By Nurit Peled-Elhanan, Sakharov Human Rights Prize laureate, member of Bereaved Families for Peace and a co-initiator of the Russell Tribunal on Palestine. Translated from Hebrew by George Malent. Illustration by Burhan Karkoutly.
This essay was originally published in Rebel Youth on March 20, 2010. The original may be accessed here.
I will mourn on Nakba Day. I will mourn for vanished Palestine most of which I never knew. I will mourn for the holy land that is losing its humanity, its landscape, its beauty and its children on the altar of racism and evil. I will mourn for the Jewish youngsters who invade and desecrate the homes of families in Chikh Jarakh, throw the inhabitants into the street, and then sing and dance in memory of Baruch Goldstein, the infamous murderer of Palestinian children, while the owners of the desecrated houses with their children and old people are sleeping in the rain, on the street, opposite their own homes. I will mourn for the soldiers and police who protect those wicked orthodox invaders without any pangs of conscience. I will mourn for the lands of Bil’in and Ni’lin and for the heroes of Bil’in and Ni’lin, many of whom are children aged 10 and 12, who fearlessly stand up for their right to live in dignity on the land of their fathers. I will mourn for the human rights that have been buried for a long time now in this country, for the blood that is dispensable with impunity, for the killings committed with blessings, for the mendacious Zionist myth on which I was educated and for the crushed Palestinian narrative that is forbidden to express itself but the truth of which has returned and the green shoots of which are poking out through the weeds and the racist laws
I will mourn for the former Minister of Education, Livnat, who defended the law against mourning on Nakba day saying: “If they have nothing to mourn over they will have no reason to rebel,” words worthy of the worst of our adversaries and the most wicked of colonialists.

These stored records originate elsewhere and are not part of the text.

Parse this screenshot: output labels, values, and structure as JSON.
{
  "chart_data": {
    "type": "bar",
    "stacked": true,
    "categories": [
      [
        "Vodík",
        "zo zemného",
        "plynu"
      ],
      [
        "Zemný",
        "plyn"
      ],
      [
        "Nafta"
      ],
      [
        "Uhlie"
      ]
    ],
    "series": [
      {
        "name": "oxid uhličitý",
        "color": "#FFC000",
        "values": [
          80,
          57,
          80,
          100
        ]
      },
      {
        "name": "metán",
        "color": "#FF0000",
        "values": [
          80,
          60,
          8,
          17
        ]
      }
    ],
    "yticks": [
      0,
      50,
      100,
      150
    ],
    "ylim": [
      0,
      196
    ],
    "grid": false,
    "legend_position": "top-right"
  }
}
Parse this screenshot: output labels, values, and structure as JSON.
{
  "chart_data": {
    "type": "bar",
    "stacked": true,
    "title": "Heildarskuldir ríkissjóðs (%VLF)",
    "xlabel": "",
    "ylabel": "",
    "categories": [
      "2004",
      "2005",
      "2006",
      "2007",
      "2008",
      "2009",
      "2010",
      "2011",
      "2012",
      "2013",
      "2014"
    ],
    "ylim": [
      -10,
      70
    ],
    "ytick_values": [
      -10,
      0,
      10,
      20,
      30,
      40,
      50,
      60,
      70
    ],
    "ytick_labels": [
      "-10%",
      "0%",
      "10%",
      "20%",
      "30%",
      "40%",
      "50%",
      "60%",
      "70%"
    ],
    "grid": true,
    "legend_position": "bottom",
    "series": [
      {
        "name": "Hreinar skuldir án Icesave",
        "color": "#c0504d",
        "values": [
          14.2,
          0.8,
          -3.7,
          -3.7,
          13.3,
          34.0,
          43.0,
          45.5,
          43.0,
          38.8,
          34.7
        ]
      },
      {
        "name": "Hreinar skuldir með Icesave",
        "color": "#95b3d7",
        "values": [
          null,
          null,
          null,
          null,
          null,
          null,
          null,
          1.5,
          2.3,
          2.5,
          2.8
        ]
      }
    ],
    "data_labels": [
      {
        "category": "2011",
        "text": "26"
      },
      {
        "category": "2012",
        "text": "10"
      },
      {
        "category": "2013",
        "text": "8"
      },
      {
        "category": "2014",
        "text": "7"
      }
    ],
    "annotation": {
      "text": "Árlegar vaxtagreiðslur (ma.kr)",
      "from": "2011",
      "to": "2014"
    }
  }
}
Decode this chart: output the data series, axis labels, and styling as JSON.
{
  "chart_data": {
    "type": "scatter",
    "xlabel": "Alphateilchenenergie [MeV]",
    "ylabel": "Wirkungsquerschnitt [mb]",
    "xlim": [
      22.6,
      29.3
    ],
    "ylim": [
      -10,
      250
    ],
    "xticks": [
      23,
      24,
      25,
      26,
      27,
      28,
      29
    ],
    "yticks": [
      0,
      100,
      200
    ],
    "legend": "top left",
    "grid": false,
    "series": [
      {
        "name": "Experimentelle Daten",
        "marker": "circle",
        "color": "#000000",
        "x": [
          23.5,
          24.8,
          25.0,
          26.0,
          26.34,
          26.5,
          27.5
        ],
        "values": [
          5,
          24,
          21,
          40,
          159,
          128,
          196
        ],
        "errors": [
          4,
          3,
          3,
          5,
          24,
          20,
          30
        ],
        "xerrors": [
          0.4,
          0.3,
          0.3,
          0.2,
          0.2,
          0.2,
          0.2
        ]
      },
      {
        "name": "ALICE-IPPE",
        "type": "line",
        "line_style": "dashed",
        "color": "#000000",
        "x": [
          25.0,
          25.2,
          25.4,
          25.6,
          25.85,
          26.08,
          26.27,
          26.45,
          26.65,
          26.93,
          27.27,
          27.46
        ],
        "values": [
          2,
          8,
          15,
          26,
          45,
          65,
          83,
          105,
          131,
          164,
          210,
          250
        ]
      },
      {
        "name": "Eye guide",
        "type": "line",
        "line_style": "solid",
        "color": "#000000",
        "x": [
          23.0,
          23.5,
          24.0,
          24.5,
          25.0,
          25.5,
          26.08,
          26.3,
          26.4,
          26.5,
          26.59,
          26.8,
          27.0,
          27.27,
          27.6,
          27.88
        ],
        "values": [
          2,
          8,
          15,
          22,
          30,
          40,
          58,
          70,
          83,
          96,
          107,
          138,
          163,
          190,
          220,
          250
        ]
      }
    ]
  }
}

I will mourn for all of us who do not know what to do in the face of a law that is pure ruthlessness, one of dozens of racist laws that are in the process of assuming places of honour – if not all the places – in the statute-books of the democratic Jewish State. I will mourn for the democracy in this country, half of whose subjects live in conditions that are forbidden even for beasts in other democratic countries.
I will mourn for the children. Those who have died. Those who will die tomorrow. Those who can no longer live here, and those who are living here like monstrous golems that have turned on their creators,whose identity is shaped by fear, evil, racism, the twisted love of a land that is not theirs, hatred for all that is not in their image and an insatiable appetite for killing.
I will mourn on Nakba Day. And also on the day that precedes it which we call Remembrance Day and which is nothing but a day dedicated to the cult of dead flesh, at the end of which everyone goes out and grills another kind of dead flesh on open flames, sings, dances, overeats and gets drunk. I will mourn for our Independence Day that is nothing but a celebration of the triumph of closure and subjugation.
All these things I will mourn on Nakba Day. I will join the millions of dispossessed, downtrodden and humiliated who have not given up on the future and who still believe there is a chance, who stand as witnesses and as firebrands of the true human spirit.
I will mourn on Nakba Day in order to be worthy of them, so that my children will know which side I am on, and so that they too can believe there is a chance for hope and a future in which justice will prevail.